Luca stood too quickly, and the tight muscles in her hip recoiled as she overstretched them. She hunched over, gasping. She waved Guérin away and eased up slowly. It wasn’t as bad as it could have been. The tingles in her ass hadn’t started up, at least. She limped down to the sitting room, where Gillett was waiting.
“I’m going to need a long warm-up today.” She sighed and went for her practice steel. “Has Touraine come back? She’s been gone all day.”
Gil shook his head tersely. “She might be taking her leisure with it. Worth speaking to her.”
Luca nodded, but deep down something felt wrong. Touraine didn’t seem the type to take her leisure with an order.
Fencing lessons with Gil were always grueling, but today she performed exceedingly poorly. Gil wormed inside her guard several times with a blunt dagger, pretending to be a footpad, and once caught her by the neck in a maneuver she should have been able to roll out of. She took too long to react every time.

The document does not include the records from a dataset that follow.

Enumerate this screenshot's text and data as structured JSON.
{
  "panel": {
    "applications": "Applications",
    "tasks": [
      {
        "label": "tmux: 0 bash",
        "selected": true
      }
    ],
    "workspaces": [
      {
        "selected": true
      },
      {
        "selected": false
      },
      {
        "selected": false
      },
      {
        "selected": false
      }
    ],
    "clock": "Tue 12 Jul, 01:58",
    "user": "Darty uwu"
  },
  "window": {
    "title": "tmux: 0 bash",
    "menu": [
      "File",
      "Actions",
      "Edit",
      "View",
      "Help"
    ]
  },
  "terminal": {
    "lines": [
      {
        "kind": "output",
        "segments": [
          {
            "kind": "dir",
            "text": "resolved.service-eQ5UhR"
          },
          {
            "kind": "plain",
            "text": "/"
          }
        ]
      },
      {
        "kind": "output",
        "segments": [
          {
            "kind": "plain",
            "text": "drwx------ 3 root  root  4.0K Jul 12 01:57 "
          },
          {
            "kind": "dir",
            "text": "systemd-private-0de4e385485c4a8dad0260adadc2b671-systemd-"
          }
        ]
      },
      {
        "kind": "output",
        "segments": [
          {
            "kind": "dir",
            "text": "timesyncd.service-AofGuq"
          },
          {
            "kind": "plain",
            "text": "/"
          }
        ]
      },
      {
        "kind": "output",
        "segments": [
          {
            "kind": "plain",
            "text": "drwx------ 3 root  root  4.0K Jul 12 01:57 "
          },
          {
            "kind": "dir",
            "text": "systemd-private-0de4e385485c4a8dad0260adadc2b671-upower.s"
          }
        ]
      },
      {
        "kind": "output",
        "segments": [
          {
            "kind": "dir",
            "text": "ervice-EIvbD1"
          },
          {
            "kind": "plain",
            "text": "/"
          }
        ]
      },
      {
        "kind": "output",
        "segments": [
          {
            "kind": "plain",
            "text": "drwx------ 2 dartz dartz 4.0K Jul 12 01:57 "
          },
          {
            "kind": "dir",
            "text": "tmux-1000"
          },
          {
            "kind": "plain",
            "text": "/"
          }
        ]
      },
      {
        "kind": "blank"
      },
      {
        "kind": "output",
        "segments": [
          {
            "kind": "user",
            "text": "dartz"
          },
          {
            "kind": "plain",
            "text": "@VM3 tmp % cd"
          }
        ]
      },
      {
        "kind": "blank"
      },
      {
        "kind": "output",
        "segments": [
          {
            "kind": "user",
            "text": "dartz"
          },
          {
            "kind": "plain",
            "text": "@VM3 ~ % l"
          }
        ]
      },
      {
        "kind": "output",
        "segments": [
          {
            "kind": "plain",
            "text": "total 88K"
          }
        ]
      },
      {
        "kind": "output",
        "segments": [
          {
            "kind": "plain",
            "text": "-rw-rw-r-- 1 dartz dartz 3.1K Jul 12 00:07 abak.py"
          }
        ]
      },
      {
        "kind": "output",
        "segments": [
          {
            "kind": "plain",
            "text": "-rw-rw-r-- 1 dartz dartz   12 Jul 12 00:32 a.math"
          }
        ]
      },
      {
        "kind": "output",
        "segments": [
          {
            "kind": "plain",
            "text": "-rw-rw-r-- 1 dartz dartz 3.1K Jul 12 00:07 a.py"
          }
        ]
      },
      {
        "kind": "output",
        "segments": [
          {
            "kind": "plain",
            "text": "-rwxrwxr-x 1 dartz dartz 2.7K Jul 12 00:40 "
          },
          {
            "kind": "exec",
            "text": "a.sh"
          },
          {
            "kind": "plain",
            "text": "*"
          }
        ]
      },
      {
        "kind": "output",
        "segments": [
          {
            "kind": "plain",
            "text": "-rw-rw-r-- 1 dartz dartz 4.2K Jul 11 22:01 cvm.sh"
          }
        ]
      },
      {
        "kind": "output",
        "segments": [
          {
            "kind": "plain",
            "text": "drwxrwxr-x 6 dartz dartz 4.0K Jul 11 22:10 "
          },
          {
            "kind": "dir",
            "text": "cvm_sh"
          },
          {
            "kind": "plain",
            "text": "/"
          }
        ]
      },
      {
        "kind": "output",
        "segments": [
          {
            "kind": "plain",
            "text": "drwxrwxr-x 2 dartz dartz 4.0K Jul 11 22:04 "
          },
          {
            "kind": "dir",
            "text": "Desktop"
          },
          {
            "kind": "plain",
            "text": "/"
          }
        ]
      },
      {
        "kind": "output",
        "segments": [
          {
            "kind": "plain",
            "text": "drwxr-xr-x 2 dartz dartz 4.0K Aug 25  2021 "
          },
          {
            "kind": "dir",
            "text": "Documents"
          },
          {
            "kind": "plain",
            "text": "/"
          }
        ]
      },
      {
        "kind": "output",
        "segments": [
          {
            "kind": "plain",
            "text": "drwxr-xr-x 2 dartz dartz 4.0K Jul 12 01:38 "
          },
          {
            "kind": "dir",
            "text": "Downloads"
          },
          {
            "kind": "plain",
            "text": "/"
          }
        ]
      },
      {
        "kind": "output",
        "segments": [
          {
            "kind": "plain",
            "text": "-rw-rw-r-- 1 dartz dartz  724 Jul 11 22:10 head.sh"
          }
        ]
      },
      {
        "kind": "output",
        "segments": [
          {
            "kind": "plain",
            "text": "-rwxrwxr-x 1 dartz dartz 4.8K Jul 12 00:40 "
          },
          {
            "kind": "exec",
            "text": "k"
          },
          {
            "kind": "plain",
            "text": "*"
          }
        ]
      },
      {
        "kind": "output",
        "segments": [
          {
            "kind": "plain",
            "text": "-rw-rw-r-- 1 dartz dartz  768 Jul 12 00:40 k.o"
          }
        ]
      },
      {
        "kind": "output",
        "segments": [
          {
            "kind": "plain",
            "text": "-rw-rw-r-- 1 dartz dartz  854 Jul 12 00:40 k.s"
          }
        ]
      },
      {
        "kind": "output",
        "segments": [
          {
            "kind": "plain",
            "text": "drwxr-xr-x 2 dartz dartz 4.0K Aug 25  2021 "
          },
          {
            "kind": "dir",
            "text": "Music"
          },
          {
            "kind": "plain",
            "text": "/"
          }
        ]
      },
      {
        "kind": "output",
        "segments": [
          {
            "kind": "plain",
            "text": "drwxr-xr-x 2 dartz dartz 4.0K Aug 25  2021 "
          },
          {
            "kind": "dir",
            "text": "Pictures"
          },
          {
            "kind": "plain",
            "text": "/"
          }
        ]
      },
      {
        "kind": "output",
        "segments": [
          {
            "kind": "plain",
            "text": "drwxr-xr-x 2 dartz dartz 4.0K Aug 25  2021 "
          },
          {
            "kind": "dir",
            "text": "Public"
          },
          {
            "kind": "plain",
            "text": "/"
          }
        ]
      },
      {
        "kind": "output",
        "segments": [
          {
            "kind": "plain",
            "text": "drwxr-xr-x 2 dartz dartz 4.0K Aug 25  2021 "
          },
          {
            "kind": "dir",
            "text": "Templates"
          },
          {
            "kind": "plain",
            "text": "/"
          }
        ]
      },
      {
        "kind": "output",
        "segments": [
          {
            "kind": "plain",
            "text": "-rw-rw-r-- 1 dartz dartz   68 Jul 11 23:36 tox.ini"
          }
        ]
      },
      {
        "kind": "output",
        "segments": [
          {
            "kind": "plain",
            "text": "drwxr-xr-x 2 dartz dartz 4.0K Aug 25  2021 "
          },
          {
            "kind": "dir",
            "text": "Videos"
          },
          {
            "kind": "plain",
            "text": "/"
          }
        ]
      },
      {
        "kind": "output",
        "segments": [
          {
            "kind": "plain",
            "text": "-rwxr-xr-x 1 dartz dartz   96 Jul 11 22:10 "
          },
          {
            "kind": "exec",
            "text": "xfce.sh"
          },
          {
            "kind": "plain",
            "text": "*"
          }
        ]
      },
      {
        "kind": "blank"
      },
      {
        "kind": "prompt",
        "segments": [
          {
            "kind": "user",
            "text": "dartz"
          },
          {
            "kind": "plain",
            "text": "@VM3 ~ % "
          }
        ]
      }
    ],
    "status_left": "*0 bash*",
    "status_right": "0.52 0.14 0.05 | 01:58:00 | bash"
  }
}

He released her and squared off with her side-on. “What’s on your mind, Luca?”
Luca lowered her eyes. “What if she’s hurt?”
Gil grunted. “You knew the risks before you sent her. That’s why you sent her.”
Because Touraine was disposable. She wouldn’t be missed from the soldiers’ ranks, and she had no necessary function elsewhere. If she vanished, Balladaire could try another method to subdue the rebellion.